Gallium-doped VPO catalysts for the oxidation of n-butane to maleic anhydride

Vanadium phosphate (VPO) catalyst materials have been doped with gallium and subsequently tested for the mild oxidation of n-butane to maleic anhydride. At low Ga concentrations, this impurity is shown to be beneficial for n-butane conversion. For low dopant levels (Ga/V ⩽ 1 at%), the crystallinity of the hemihydrate (VOHPO4·0.5H2O) precursor phase is improved and its specific area is increased relative to the undoped material as a result of decreased platelet thickness.
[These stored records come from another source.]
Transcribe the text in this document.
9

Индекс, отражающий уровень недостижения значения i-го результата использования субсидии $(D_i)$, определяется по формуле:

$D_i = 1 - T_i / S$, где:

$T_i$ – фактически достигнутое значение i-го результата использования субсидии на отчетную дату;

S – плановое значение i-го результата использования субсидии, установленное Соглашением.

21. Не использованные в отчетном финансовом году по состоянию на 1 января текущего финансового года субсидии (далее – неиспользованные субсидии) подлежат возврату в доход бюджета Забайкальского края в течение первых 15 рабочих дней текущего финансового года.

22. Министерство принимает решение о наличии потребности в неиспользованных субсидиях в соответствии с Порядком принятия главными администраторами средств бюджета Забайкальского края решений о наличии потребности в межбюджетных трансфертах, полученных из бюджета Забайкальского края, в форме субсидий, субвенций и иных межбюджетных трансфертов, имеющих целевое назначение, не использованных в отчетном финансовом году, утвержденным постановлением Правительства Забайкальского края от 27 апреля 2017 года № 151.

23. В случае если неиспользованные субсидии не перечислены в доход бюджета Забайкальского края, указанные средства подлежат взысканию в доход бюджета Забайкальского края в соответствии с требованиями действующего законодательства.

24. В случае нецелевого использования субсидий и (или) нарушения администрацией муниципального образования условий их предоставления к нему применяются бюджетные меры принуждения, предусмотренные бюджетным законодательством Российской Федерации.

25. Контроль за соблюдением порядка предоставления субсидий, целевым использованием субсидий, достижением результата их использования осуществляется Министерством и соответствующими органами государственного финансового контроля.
Electron diffraction and energy dispersive X-ray analysis (XEDS) revealed that the Ga is uniformly distributed in a substitutional manner throughout the hemihydrate structure. The presence of Ga also significantly shortens the activation time required to convert the hemihydrate precursor into a well crystallized vanadyl pyrophosphate (VO)2P2O7 phase under an n-butane/air gas flow at 400 °C. The intimate presence of Ga distributed within the VOHPO4·0.5H2O unit cell has also been confirmed by XANES and EXAFS. Such studies also show that the Ga is partially redistributed within the (VO)2P2O7 structure after catalyst activation. A complementary electrical conductivity study on these materials revealed that Ga3+ substitutes for (VO)2+ species in (VO)2P2O7 giving rise to an n-type semiconductivity which partially compensates the natural p-type conductivity character of the (VO)2P2O7 phase. For higher Ga doping levels (Ga/V ≈ 5 at%), the excess of Ga concentrates as a GaPO4 impurity phase, which is shown to have a detrimental effect on the catalytic performance of the Ga-doped VPO catalyst.